In der Tat war es die dämonische Liebe zu seinen Kindern, welche für ihn wie für Italien verhängnisvoll wurde. Sie erst zog ihn zu Verbrechen fort, von denen er ohne jene wahrscheinlich frei geblieben wäre. Während er noch Kardinal war, betrachtete er seine spanische Heimat als das Land, wo er seine Kinder versorgen konnte, und dies erleichterte ihm die Bereitwilligkeit Ferdinands des Katholischen. Sein ältester Sohn Don Pedro Luis war nach Spanien hinübergegangen, am dortigen Hofe mit Ehren aufgenommen worden und hatte sich unter den Augen des Königs im Maurenkriege des Jahres 1485, zumal bei der Erstürmung Rondas durch Tapferkeit ausgezeichnet. Ferdinand belohnte ihn damals, indem er ihn und seine jüngeren Brüder Cesare, Juan und Jofré in den hohen Adel Spaniens aufnahm und ihm Gandía in Valencia mit dem Herzogstitel verkaufte. Er genehmigte sogar die vom ehrgeizigen Kardinal begehrte Verlobung seines Sohnes mit Donna Maria, der Tochter des Don Enrique Enriquez, des Oheims Ferdinands, wodurch der junge Emporkömmling dem königlichen Hause verwandt werden sollte. Allein Don Pedro Luis kehrte, ehe er diese Vermählung vollzogen hatte, nach Rom zurück, und hier wurde er im Sommer 1488, erst dreißig Jahre alt, vom Tode hingerafft. In seinem am 14. August im Palast seines Vaters gemachten Testament hatte er seinen Bruder Don Juan zum Erben Gandías ernannt und der Schwester Lucrezia zu ihrer Vermählung ein Legat von 10 000 Floren vermacht.

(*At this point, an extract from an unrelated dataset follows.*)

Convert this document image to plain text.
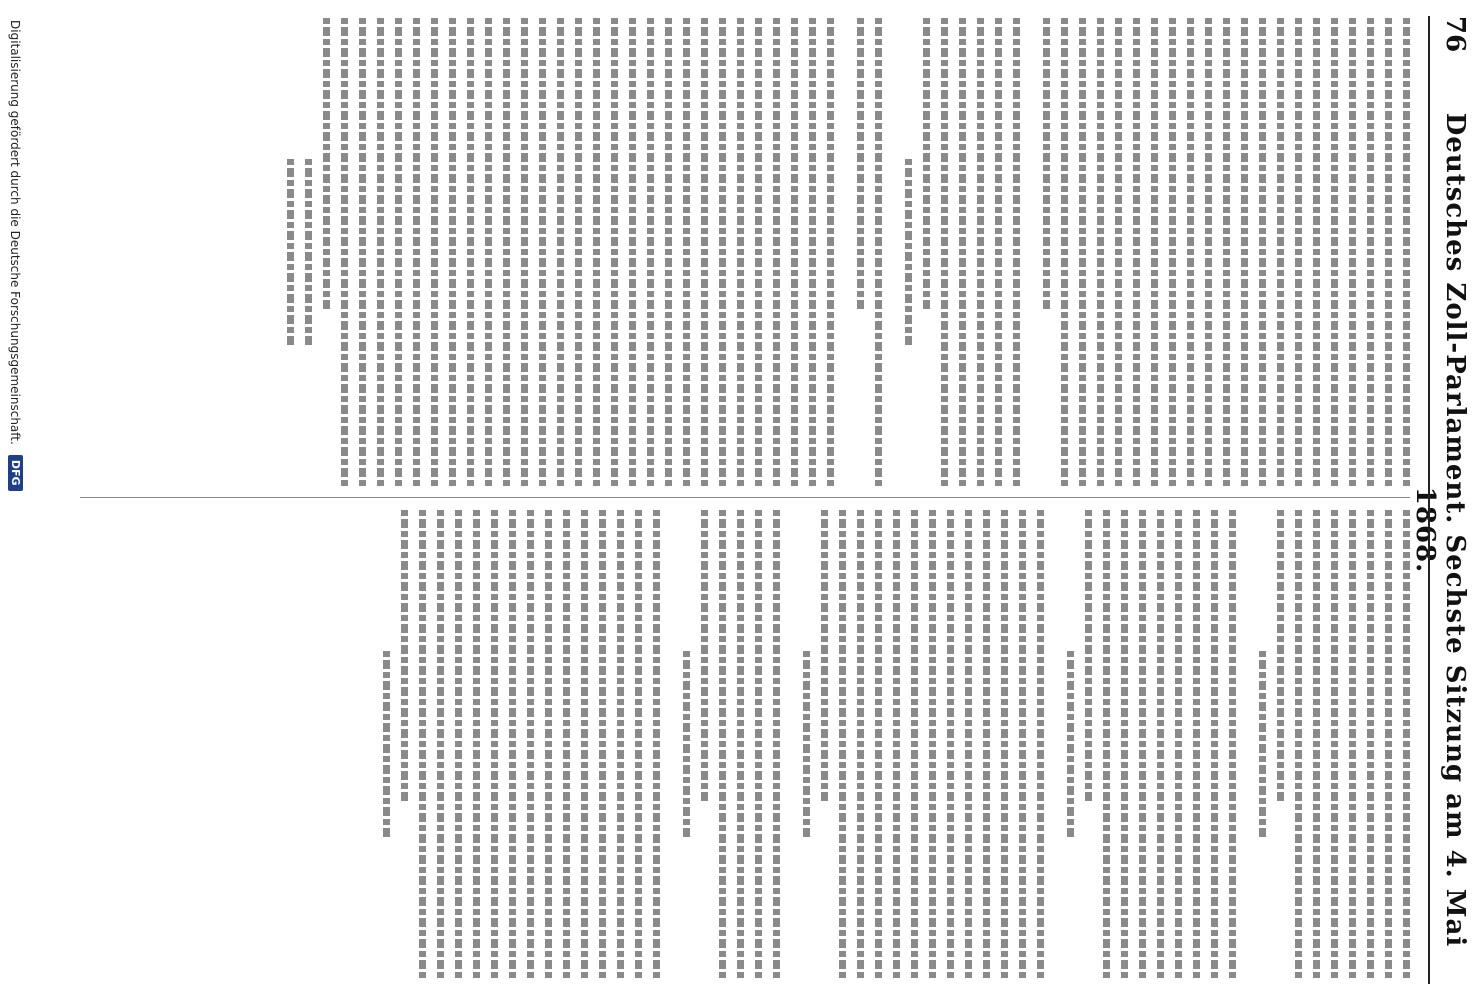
76
Deutsches Zoll-Parlament. Sechste Sitzung am 4. Mai 1868.
Digitalisierung gefördert durch die Deutsche Forschungsgemeinschaft.
DFG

Der junge Cesare konnte mit Neid auf die glänzende Laufbahn Don Juans blicken, welcher nicht nur Herzog von Gandía geworden war, sondern sich auch anschickte, nach Spanien zu gehen, um sich selbst mit der Verlobten seines verstorbenen Bruders zu vermählen. Dagegen war Cesare für den geistlichen Stand bestimmt. Innocenz VIII. hatte ihn zum Protonotar gemacht und zum Bischof von Pampelona ausersehen. Er studierte gerade in Pisa, als sein Vater zum Papst gewählt wurde; auf die Nachricht davon reiste er nach Rom. Noch an seinem Krönungstage gab ihm Alexander das Erzbistum Valencia, welches er selbst besessen hatte; dies war der Anfang der Laufbahn eines Menschen, der in kürzester Zeit zu schrecklicher Größe emporsteigen sollte. Bald nahmen die Borgia wie unter Calixt III. die wichtigsten Hofämter ein, und dies Geschlecht, fruchtbar und zahlreich, war nicht gewillt, sich wie die Cibò mit Titeln, Heiraten und Wuchergeschäften zu begnügen. Schon im ersten Konsistorium am 1. September ernannte der Papst Juan Borgia, Bischof von Monreale, zum Kardinal von Santa Susanna.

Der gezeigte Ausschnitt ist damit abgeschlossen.